Are you building scoops under the car to get air IN the trunk? Sent from my DROID device using the TJJ mobile app
One big scoop... just a large duct in front of the rear axle that will direct air right through the radiator.
"Probably had more than a few T restorers rolling over in their graves. This was a NICE decklid!" Not to mention a few rodders! Isnt that what Howells is for?
Good thing you still have the skeleton key for the decklid. One free kick in the**** after they roll over in the grave!
Wow Andy this is one chile ride! Remember the 'e' is silent! And don't let Leroy eat any more eggs. Josh Posted from the TJJ App for iPhone & iPad
Body back off for some finish welding... Main floorpan done... Steering... The undercowl structure needs some gussets and triangulated bars yet, but it does actually steer!
Those are "some" cragars getting dusty... I sold those other ones off the van, "those" belong to Leroy, they are also for sale... brand new tires. Inquire within. Thanks Jon!
when u set up you front and rear,how'd you figure your caster and pinion angle? i understand the weight of the motor/trans and everything else will change things.
Thanks fellas! I build 7* into the front crossmember with the frame at the desired rake. In a spring behind setup like this, I leave the spring perches loose until the engine/trans/body/interior/fluids are installed and everything is sitting where I want, then I tack them in place, remove the nuts and weld them up solid. This particular front end is fully adjustable for caster as well. For a closed drive rear end, it's pretty simple, just put the rear crossmember at or close to the same angle as the torque tube at the calculated ride height. Because the engine and trans are mounted kind of high in this chassis, the rear crossmember is 3* up toward the front. With a more typical engine/trans placement and less kickup at the rear rails you can usually count on level to be pretty close. Works well for me!
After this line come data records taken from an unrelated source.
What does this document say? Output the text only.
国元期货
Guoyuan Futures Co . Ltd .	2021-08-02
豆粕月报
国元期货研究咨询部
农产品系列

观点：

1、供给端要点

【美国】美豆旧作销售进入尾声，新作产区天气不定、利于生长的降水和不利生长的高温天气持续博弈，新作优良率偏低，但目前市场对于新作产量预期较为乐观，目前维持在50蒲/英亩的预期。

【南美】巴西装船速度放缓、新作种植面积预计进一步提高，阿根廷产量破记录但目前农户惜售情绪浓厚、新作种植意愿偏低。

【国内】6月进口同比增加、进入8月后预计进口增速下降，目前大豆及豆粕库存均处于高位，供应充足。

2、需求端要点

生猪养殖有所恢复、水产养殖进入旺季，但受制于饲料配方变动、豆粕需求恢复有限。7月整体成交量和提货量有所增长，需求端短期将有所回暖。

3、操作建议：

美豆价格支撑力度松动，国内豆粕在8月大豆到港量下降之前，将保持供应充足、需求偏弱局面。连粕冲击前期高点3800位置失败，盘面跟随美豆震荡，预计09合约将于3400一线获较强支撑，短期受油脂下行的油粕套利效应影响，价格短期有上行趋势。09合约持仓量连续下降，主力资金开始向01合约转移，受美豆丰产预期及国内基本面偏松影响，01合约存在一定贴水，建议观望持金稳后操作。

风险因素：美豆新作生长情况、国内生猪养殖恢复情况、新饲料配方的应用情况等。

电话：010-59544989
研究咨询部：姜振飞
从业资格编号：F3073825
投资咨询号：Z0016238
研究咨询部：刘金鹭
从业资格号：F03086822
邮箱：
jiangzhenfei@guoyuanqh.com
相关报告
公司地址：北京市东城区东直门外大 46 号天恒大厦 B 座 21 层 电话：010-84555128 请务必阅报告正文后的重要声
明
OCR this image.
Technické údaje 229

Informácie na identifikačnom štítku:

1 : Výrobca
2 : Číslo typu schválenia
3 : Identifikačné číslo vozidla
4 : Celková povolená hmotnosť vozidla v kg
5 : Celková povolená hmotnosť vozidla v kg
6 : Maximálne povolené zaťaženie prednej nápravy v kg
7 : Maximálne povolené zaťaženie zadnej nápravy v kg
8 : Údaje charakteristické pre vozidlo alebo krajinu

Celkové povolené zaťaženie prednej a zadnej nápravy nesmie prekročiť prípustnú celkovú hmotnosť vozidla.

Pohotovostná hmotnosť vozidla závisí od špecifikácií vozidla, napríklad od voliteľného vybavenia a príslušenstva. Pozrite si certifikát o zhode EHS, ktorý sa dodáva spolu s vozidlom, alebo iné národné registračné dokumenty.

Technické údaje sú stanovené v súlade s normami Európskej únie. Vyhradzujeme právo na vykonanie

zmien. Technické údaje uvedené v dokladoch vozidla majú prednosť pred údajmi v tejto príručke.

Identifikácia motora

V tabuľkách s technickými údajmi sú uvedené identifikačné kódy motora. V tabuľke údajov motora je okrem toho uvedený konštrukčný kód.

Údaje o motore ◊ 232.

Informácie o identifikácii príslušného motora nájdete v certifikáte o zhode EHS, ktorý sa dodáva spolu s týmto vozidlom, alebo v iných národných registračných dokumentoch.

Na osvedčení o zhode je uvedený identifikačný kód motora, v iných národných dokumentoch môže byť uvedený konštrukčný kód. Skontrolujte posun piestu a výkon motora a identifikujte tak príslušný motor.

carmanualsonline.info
gas, brake, and clutch... left foot clearance bevel on the framerail. I got an email asking about my clutch pedal setup. It's just an F1 pickup Z bar cut up and modified to fit with a ? pedal welded solid to it. If you look close, you'll see a big jamb nut on the right side of the cross shaft, that's how pedal position/freeplay is adjusted. I cut the shaft in half, welded a 9/16 fine thread bolt to one half and a flathead generator mount nut to the other.
You certainly love slopping around in the muck. These builds positively start of with the filthiest parts you can find and then all of a sudden***** comes together and blooms into these beautiful cars. I think you're filthy. I think those air cleaners are keepers I think those heads are stolen I think I call dibs on shotgun when you get this thing sideways at Latimore Valley...if there's even a passenger seat. Posted from the TJJ App for iPhone & iPad
It's funny... I also used to say to myself, "well, when I get a parts washer and a blast cabinet, I'll clean everything up before I mess with it..." well, there they sit in the shop and I'm still playing with dirty parts! In this case though, it's mostly because I'm not sure if my ideas will actually work until I flesh them out in reality. Why waste time cleaning things up that I may not end up using, right?
nice looking hot rod sir. I dig your "cowl cage" . Still in amazement of where you ever scrounge up these rare Weiand flathead parts. love weiand stuff.